Cette situation illustre surtout une difficulté récurrente des projets financés sur ressources extérieures : l’attribution administrative ne constitue pas encore une dépense productive. Entre la sélection du prestataire, la contractualisation, la notification et l’installation effective, plusieurs étapes peuvent repousser l’impact économique réel de l’investissement.
MTN s’impose dans une compétition marquée par plusieurs exclusions
Le choix du tandem ITGStore-MTN intervient à l’issue d’un appel d’offres international lancé en mars 2026. La sélection accordait une importance dominante à la qualité technique, avec une pondération de 70 %, contre 30 % pour le prix. Plusieurs concurrents n’ont pas franchi le filtre de conformité. Camtel a notamment été sanctionnée pour l’absence d’un module de formation et pour des incohérences relevées entre les équipements proposés et certaines formations prévues. Yoomee Cameroon a, pour sa part, été écartée en raison d’un dispositif de transfert de compétences jugé incompatible avec les exigences du dossier. D’autres candidats ont été éliminés pour des insuffisances touchant à l’architecture technique, au support ou aux autorisations des fabricants. Ces motifs montrent que le Patnuc a privilégié une logique de capacité technique et de pérennité de la solution plutôt qu’une simple comparaison des prix. Sur le marché des bornes de recharge, l’offre gagnante de Central Achat Cameroun-Bercotech s’est établie à 260,70 millions de FCFA, soit 16,30 millions de moins que celle du deuxième candidat, 2L Technologie. L’écart représente environ 5,9 %.
Une composante numérique qui doit encore accélérer
L’opération intervient alors que la composante « Connectivité et inclusion numériques » du Patnuc avait accumulé du retard. Dotée initialement de 48 millions de dollars, soit environ 27 milliards de FCFA, elle est financée par un crédit de la Banque mondiale. Dans son évaluation de juillet 2025, l’institution avait qualifié la performance de cette composante de « modérément insatisfaisante ». À cette date, moins de 5 % des ressources qui lui étaient consacrées avaient été consommées et plusieurs déploiements destinés notamment aux entités publiques n’avaient pas encore été engagés.
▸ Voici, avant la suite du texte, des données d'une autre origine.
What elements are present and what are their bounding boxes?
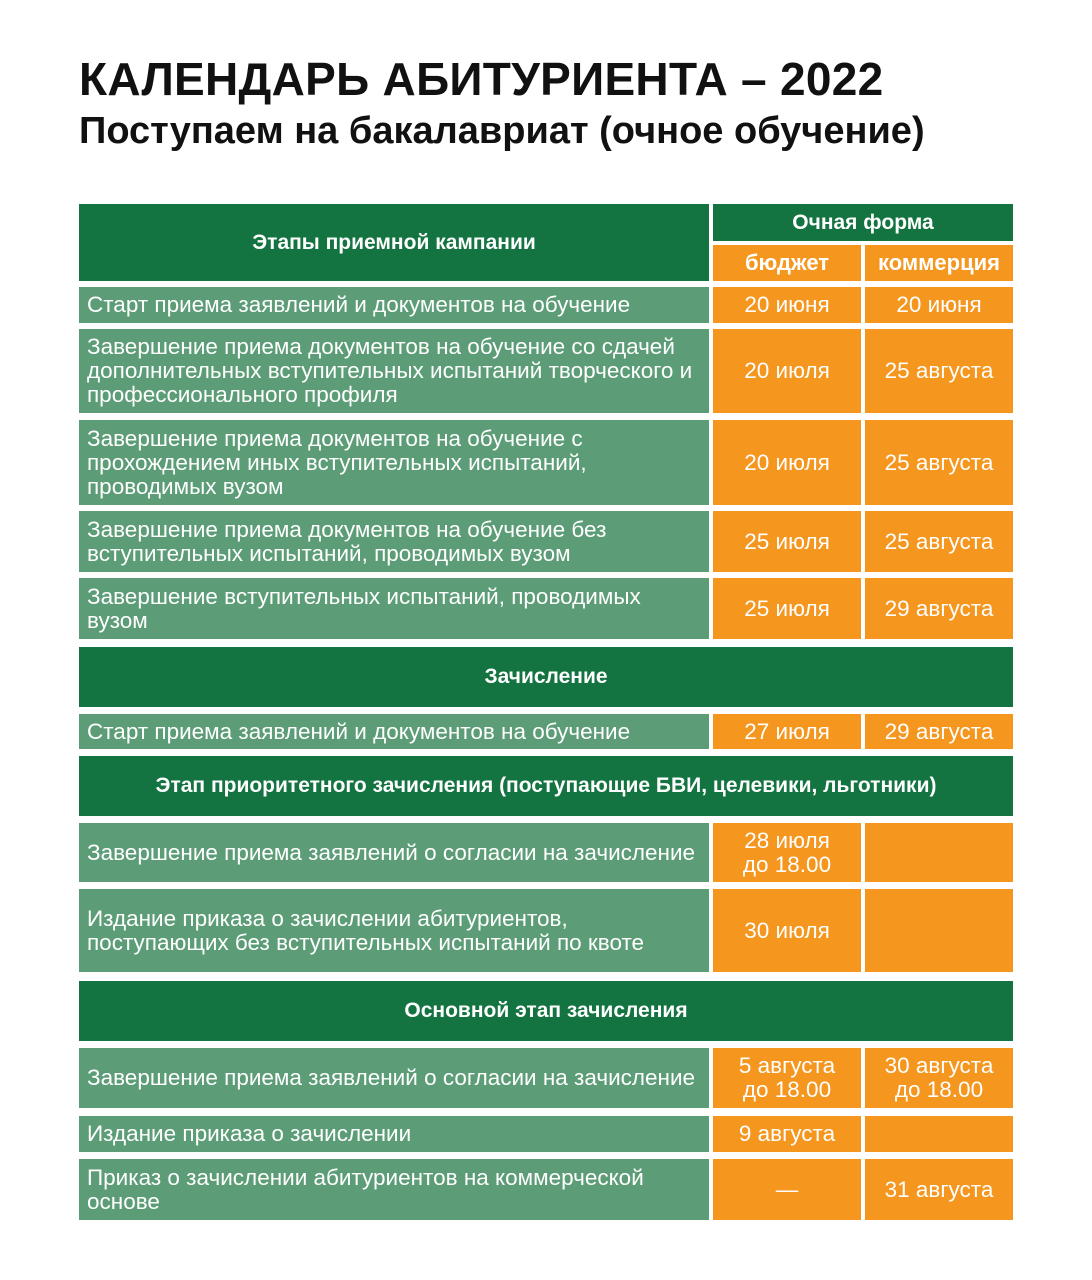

L’attribution des marchés a donc une portée qui dépasse les six aéroports. Elle constitue un test de la capacité du Patnuc à transformer des financements disponibles en infrastructures numériques concrètes. Pour le Cameroun, le véritable indicateur de performance ne sera ainsi pas le montant des marchés attribués, mais le nombre d’infrastructures effectivement mises en service, leur niveau d’utilisation et la qualité du service fourni. Dans un contexte où l’État cherche à accélérer la transformation numérique de son administration et de ses infrastructures, les six aéroports pourraient ainsi servir de vitrine à cette nouvelle génération de réseaux publics connectés.